Lanzo esta pregunta como escritora de mediana edad pocos días antes de que se celebre el día de las escritoras y los nombres de autoras muertas y de otras vivas aparezcan aquí y allá en carteles morados. Me hago esta pregunta sabiendo por experiencia (la propia y la de tantas colegas) que escribir literatura en la cultura moribunda de la imprenta requiere del apoyo explícito de una red institucional que defienda de verdad a sus autoras, más allá de celebrarlas en días concretos. Una red que evite malvivir (y, por tanto, “malcrear”) a escritoras y escritores. Pero claro, si nuestro país se caracteriza por su ridícula inversión en ciencia y en educación, es decir, en cuerpos y almas, poco podemos esperar de su contribución a la literatura (y a la creación en general). En este sentido no me extrañó nada el artículo que leí en este periódico sobre la mediocre posición de la literatura en español en Europa. Desde luego no creo que pueda llegar lejos a base de maltrato institucional. Y no hablo solo de ayudas directas a las autoras (y autores), tan comunes en otros países, sino de un plan del fomento de la cultura lectora y del pensamiento que abarque a todos, gente educada y por educar. Hay muchas posibilidades y proyectos en juego. Y es cuestión de vida o muerte para la identidad y el talento de este país.

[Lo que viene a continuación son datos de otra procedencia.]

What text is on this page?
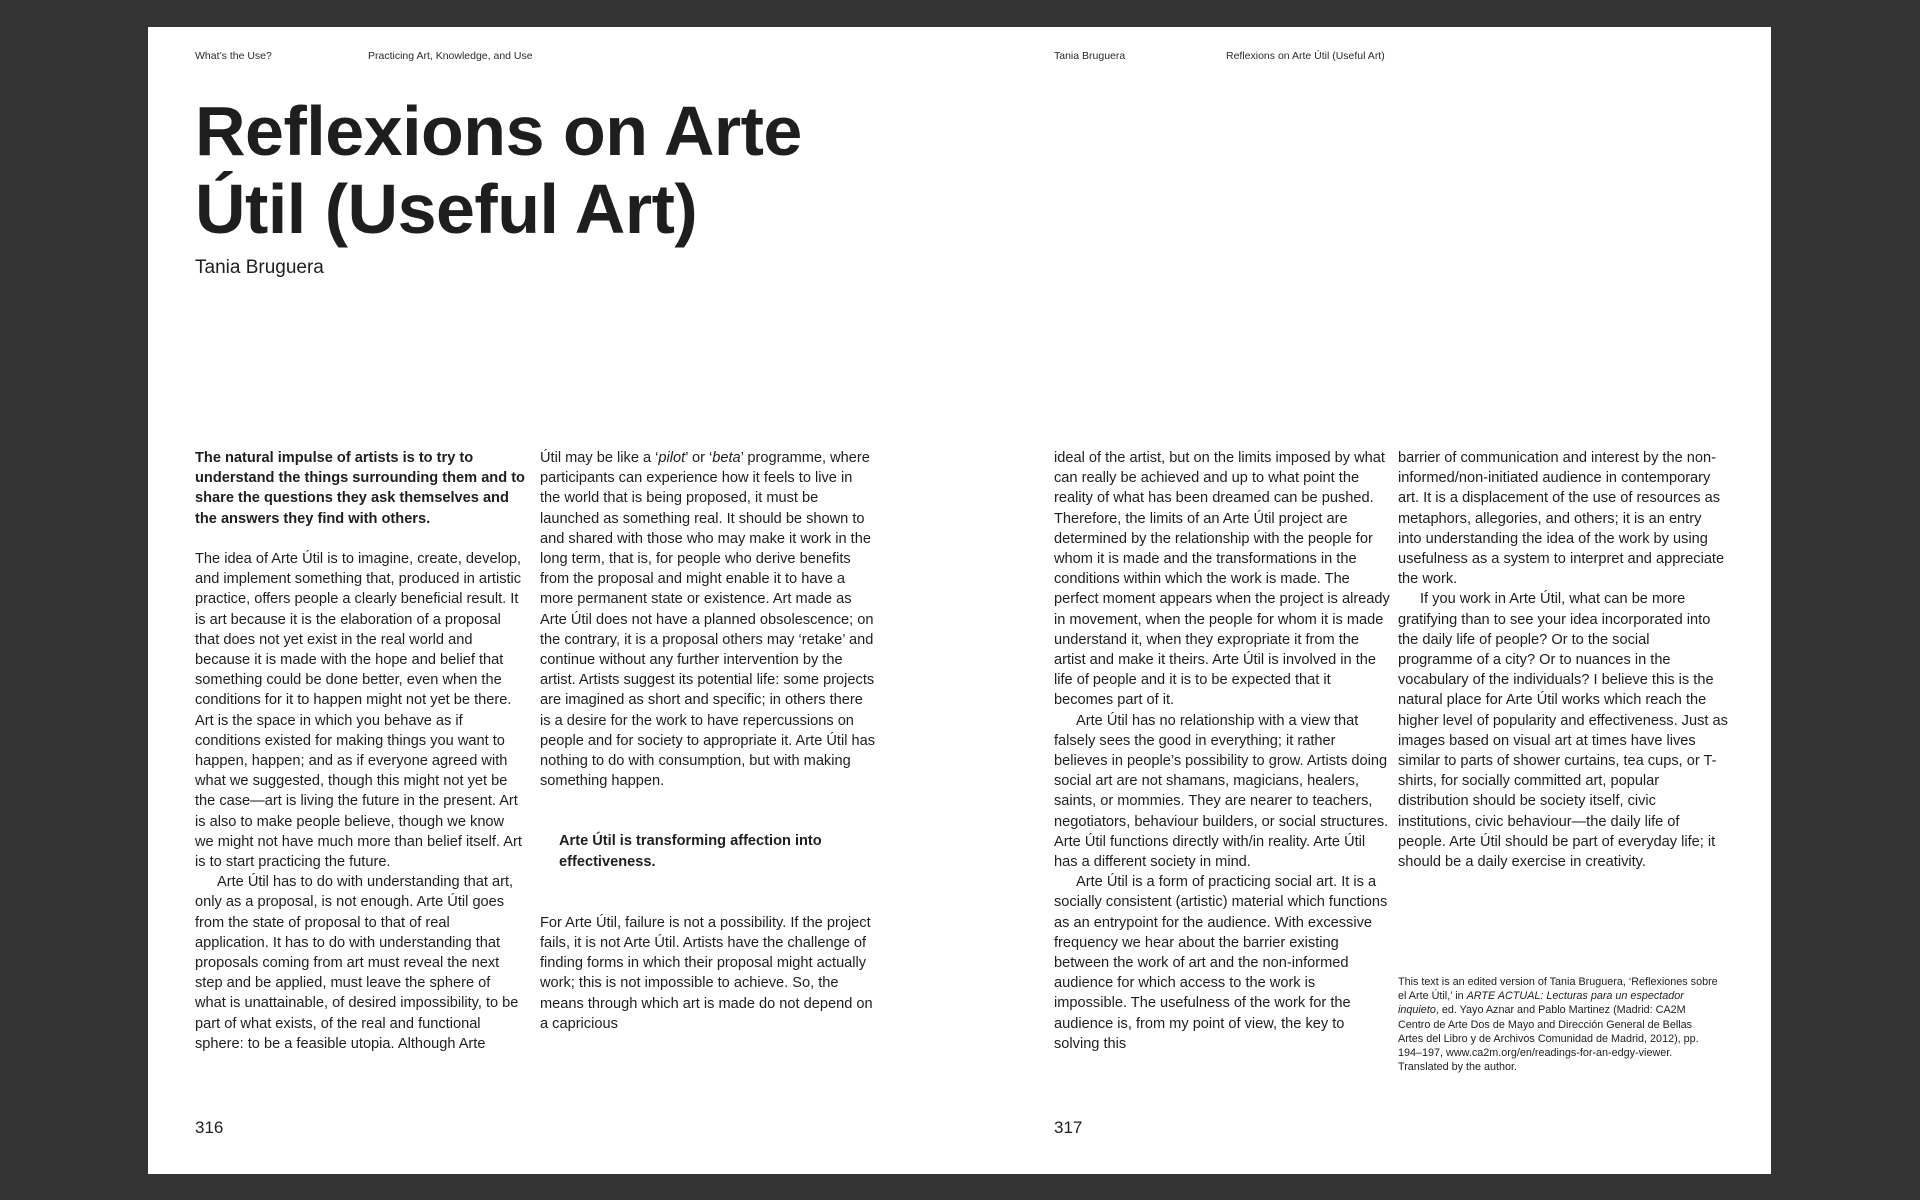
What’s the Use?	Practicing Art, Knowledge, and Use
Reflexions on Arte Útil (Useful Art)
Tania Bruguera

The natural impulse of artists is to try to understand the things surrounding them and to share the questions they ask themselves and the answers they find with others.

The idea of Arte Útil is to imagine, create, develop, and implement something that, produced in artistic practice, offers people a clearly beneficial result. It is art because it is the elaboration of a proposal that does not yet exist in the real world and because it is made with the hope and belief that something could be done better, even when the conditions for it to happen might not yet be there. Art is the space in which you behave as if conditions existed for making things you want to happen, happen; and as if everyone agreed with what we suggested, though this might not yet be the case—art is living the future in the present. Art is also to make people believe, though we know we might not have much more than belief itself. Art is to start practicing the future.

Arte Útil has to do with understanding that art, only as a proposal, is not enough. Arte Útil goes from the state of proposal to that of real application. It has to do with understanding that proposals coming from art must reveal the next step and be applied, must leave the sphere of what is unattainable, of desired impossibility, to be part of what exists, of the real and functional sphere: to be a feasible utopia. Although Arte

Útil may be like a ‘pilot’ or ‘beta’ programme, where participants can experience how it feels to live in the world that is being proposed, it must be launched as something real. It should be shown to and shared with those who may make it work in the long term, that is, for people who derive benefits from the proposal and might enable it to have a more permanent state or existence. Art made as Arte Útil does not have a planned obsolescence; on the contrary, it is a proposal others may ‘retake’ and continue without any further intervention by the artist. Artists suggest its potential life: some projects are imagined as short and specific; in others there is a desire for the work to have repercussions on people and for society to appropriate it. Arte Útil has nothing to do with consumption, but with making something happen.

Arte Útil is transforming affection into effectiveness.

For Arte Útil, failure is not a possibility. If the project fails, it is not Arte Útil. Artists have the challenge of finding forms in which their proposal might actually work; this is not impossible to achieve. So, the means through which art is made do not depend on a capricious

316
Tania Bruguera	Reflexions on Arte Útil (Useful Art)

ideal of the artist, but on the limits imposed by what can really be achieved and up to what point the reality of what has been dreamed can be pushed. Therefore, the limits of an Arte Útil project are determined by the relationship with the people for whom it is made and the transformations in the conditions within which the work is made. The perfect moment appears when the project is already in movement, when the people for whom it is made understand it, when they expropriate it from the artist and make it theirs. Arte Útil is involved in the life of people and it is to be expected that it becomes part of it.

Arte Útil has no relationship with a view that falsely sees the good in everything; it rather believes in people’s possibility to grow. Artists doing social art are not shamans, magicians, healers, saints, or mommies. They are nearer to teachers, negotiators, behaviour builders, or social structures. Arte Útil functions directly with/in reality. Arte Útil has a different society in mind.

Arte Útil is a form of practicing social art. It is a socially consistent (artistic) material which functions as an entrypoint for the audience. With excessive frequency we hear about the barrier existing between the work of art and the non-informed audience for which access to the work is impossible. The usefulness of the work for the audience is, from my point of view, the key to solving this

barrier of communication and interest by the non-informed/non-initiated audience in contemporary art. It is a displacement of the use of resources as metaphors, allegories, and others; it is an entry into understanding the idea of the work by using usefulness as a system to interpret and appreciate the work.

If you work in Arte Útil, what can be more gratifying than to see your idea incorporated into the daily life of people? Or to the social programme of a city? Or to nuances in the vocabulary of the individuals? I believe this is the natural place for Arte Útil works which reach the higher level of popularity and effectiveness. Just as images based on visual art at times have lives similar to parts of shower curtains, tea cups, or T-shirts, for socially committed art, popular distribution should be society itself, civic institutions, civic behaviour—the daily life of people. Arte Útil should be part of everyday life; it should be a daily exercise in creativity.

This text is an edited version of Tania Bruguera, ‘Reflexiones sobre el Arte Útil,’ in ARTE ACTUAL: Lecturas para un espectador inquieto, ed. Yayo Aznar and Pablo Martinez (Madrid: CA2M Centro de Arte Dos de Mayo and Dirección General de Bellas Artes del Libro y de Archivos Comunidad de Madrid, 2012), pp. 194–197, www.ca2m.org/en/readings-for-an-edgy-viewer. Translated by the author.
317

La cultura de la imprenta ha muerto, pero las escritoras estamos vivas. Viva está por ejemplo la espléndida María Bastarós que lamentaba el otro día en Instagram no haber recibido la ayuda del Ministerio para la creación literaria que había solicitado. O Cristina Oñoro que celebró más que el Euromillón el hecho de haber sido seleccionada como una de las Becas Leonardo para creadores culturales. O Lara Moreno que explicaba en la presentación de su última novela, La ciudad (Lumen), lo dificultoso que había sido el proceso de escritura. Y no hablaba solo de la composición, sino de la infraestructura material mínima para escribir literatura en España en 2022. “Me importa un bledo la posteridad, dadme reconocimiento y dinero ahora”, resumía hace no tanto Christina Rosenvinge. La imprenta ha muerto, ojalá no matemos a las escritoras por el camino. Y lo peor: que nadie brinde por su existencia mientras se escatima el dinero que necesitan para escribir.